Alberdi se opuso con argumentos contundentes a la forma en que Bartolomé Mitre remitía a la dimensión militar, esto es a las glorias de los campos de batalla, la función determinante de consagrar una mitología de origen para la definición de la nacionalidad en curso, y de establecer un régimen de valores ejemplares para el diseño de un modelo de ciudadanía. Contra esta historia de soldados por vocación (como San Martín) o por necesidad (como Manuel Belgrano), Alberdi reclamaba una historia que erigiera en cambio sujetos heroicos de otra índole: inventores, científicos, industriales, en fin, por qué no: “emprendedores”.

¿No habrá estado apuntando a esto, en realidad, el Gobierno de la Ciudad de Buenos Aires? ¿No habrá decidido reabrir y retomar aquellas polémicas mitigadas pero cruciales del final del siglo XIX? ¿Volver sobre esa cuestión insoslayable: la de los modelos de identidad nacional, la de los modelos de sociedad posible, esgrimidos y proyectados, imperantes o relegados, validados o excluidos? ¿No está planteándonos, en cierta forma, si uno se fija, un debate fundamental sobre la relación entre capitalismo y violencia? San Martín, sí; y también Mitre y Alberdi y Sarmiento, claro; y luego Max Weber y Gramsci y Carl Schmitt, por qué no; y finalmente etcétera y etcétera y etcétera.

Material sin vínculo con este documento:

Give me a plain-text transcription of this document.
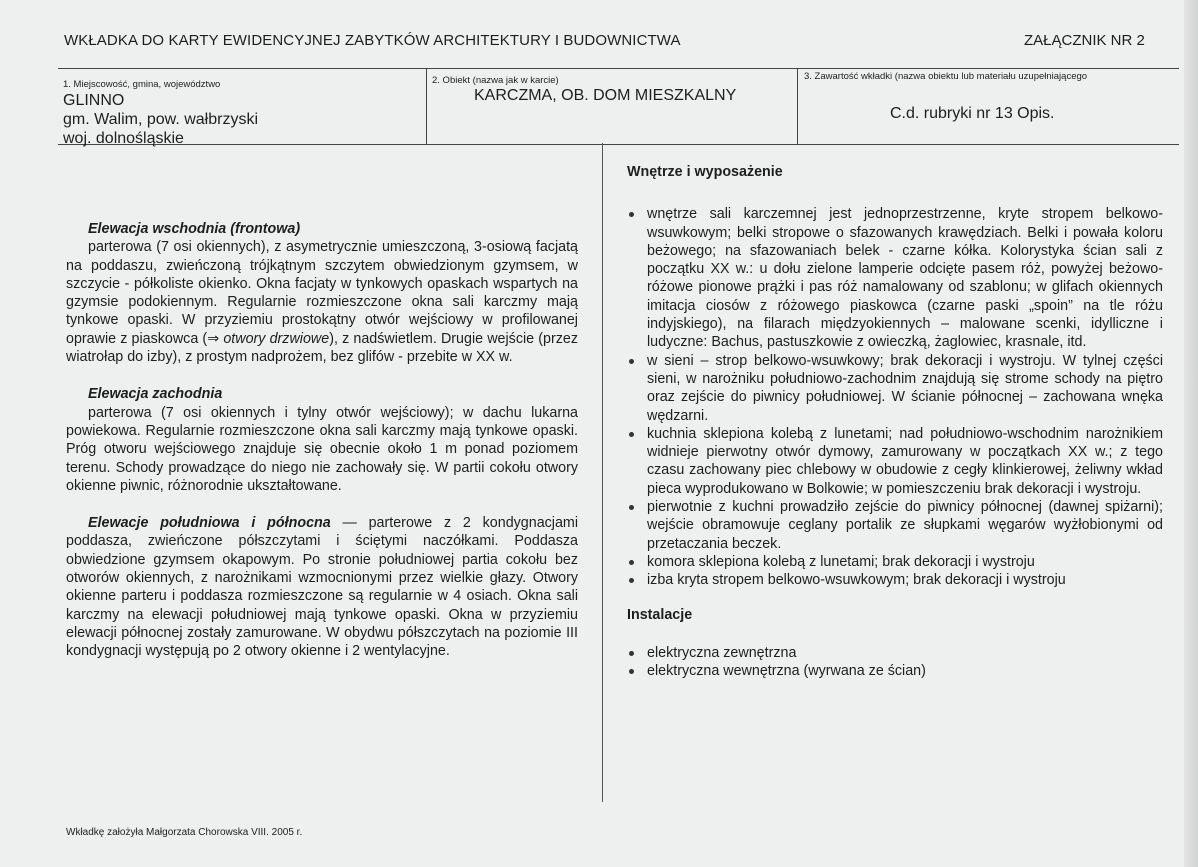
WKŁADKA DO KARTY EWIDENCYJNEJ ZABYTKÓW ARCHITEKTURY I BUDOWNICTWA	ZAŁĄCZNIK NR 2
1. Miejscowość, gmina, województwo
GLINNO
gm. Walim, pow. wałbrzyski
woj. dolnośląskie
2. Obiekt (nazwa jak w karcie)
KARCZMA, OB. DOM MIESZKALNY
3. Zawartość wkładki (nazwa obiektu lub materiału uzupełniającego
C.d. rubryki nr 13 Opis.

Elewacja wschodnia (frontowa)
parterowa (7 osi okiennych), z asymetrycznie umieszczoną, 3-osiową facjatą na poddaszu, zwieńczoną trójkątnym szczytem obwiedzionym gzymsem, w szczycie - półkoliste okienko. Okna facjaty w tynkowych opaskach wspartych na gzymsie podokiennym. Regularnie rozmieszczone okna sali karczmy mają tynkowe opaski. W przyziemiu prostokątny otwór wejściowy w profilowanej oprawie z piaskowca (⇒ otwory drzwiowe), z nadświetlem. Drugie wejście (przez wiatrołap do izby), z prostym nadprożem, bez glifów - przebite w XX w.

Elewacja zachodnia
parterowa (7 osi okiennych i tylny otwór wejściowy); w dachu lukarna powiekowa. Regularnie rozmieszczone okna sali karczmy mają tynkowe opaski. Próg otworu wejściowego znajduje się obecnie około 1 m ponad poziomem terenu. Schody prowadzące do niego nie zachowały się. W partii cokołu otwory okienne piwnic, różnorodnie ukształtowane.

Elewacje południowa i północna — parterowe z 2 kondygnacjami poddasza, zwieńczone półszczytami i ściętymi naczółkami. Poddasza obwiedzione gzymsem okapowym. Po stronie południowej partia cokołu bez otworów okiennych, z narożnikami wzmocnionymi przez wielkie głazy. Otwory okienne parteru i poddasza rozmieszczone są regularnie w 4 osiach. Okna sali karczmy na elewacji południowej mają tynkowe opaski. Okna w przyziemiu elewacji północnej zostały zamurowane. W obydwu półszczytach na poziomie III kondygnacji występują po 2 otwory okienne i 2 wentylacyjne.

Wnętrze i wyposażenie

wnętrze sali karczemnej jest jednoprzestrzenne, kryte stropem belkowo-wsuwkowym; belki stropowe o sfazowanych krawędziach. Belki i powała koloru beżowego; na sfazowaniach belek - czarne kółka. Kolorystyka ścian sali z początku XX w.: u dołu zielone lamperie odcięte pasem róż, powyżej beżowo-różowe pionowe prążki i pas róż namalowany od szablonu; w glifach okiennych imitacja ciosów z różowego piaskowca (czarne paski „spoin” na tle różu indyjskiego), na filarach międzyokiennych – malowane scenki, idylliczne i ludyczne: Bachus, pastuszkowie z owieczką, żaglowiec, krasnale, itd.
w sieni – strop belkowo-wsuwkowy; brak dekoracji i wystroju. W tylnej części sieni, w narożniku południowo-zachodnim znajdują się strome schody na piętro oraz zejście do piwnicy południowej. W ścianie północnej – zachowana wnęka wędzarni.
kuchnia sklepiona kolebą z lunetami; nad południowo-wschodnim narożnikiem widnieje pierwotny otwór dymowy, zamurowany w początkach XX w.; z tego czasu zachowany piec chlebowy w obudowie z cegły klinkierowej, żeliwny wkład pieca wyprodukowano w Bolkowie; w pomieszczeniu brak dekoracji i wystroju.
pierwotnie z kuchni prowadziło zejście do piwnicy północnej (dawnej spiżarni); wejście obramowuje ceglany portalik ze słupkami węgarów wyżłobionymi od przetaczania beczek.
komora sklepiona kolebą z lunetami; brak dekoracji i wystroju
izba kryta stropem belkowo-wsuwkowym; brak dekoracji i wystroju

Instalacje

elektryczna zewnętrzna
elektryczna wewnętrzna (wyrwana ze ścian)
Wkładkę założyła Małgorzata Chorowska VIII. 2005 r.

La historia y la teoría social se ven así convocadas para mejor pensar nuestro presente. ¡Y eso que, por un instante, a punto estuvimos de concluir que se trataba nada más que de una palabra empleada con absoluta torpeza! ¡A punto estuvimos de caer en la desazón frente a lo que parecía ser nada más que una banalidad irremontable!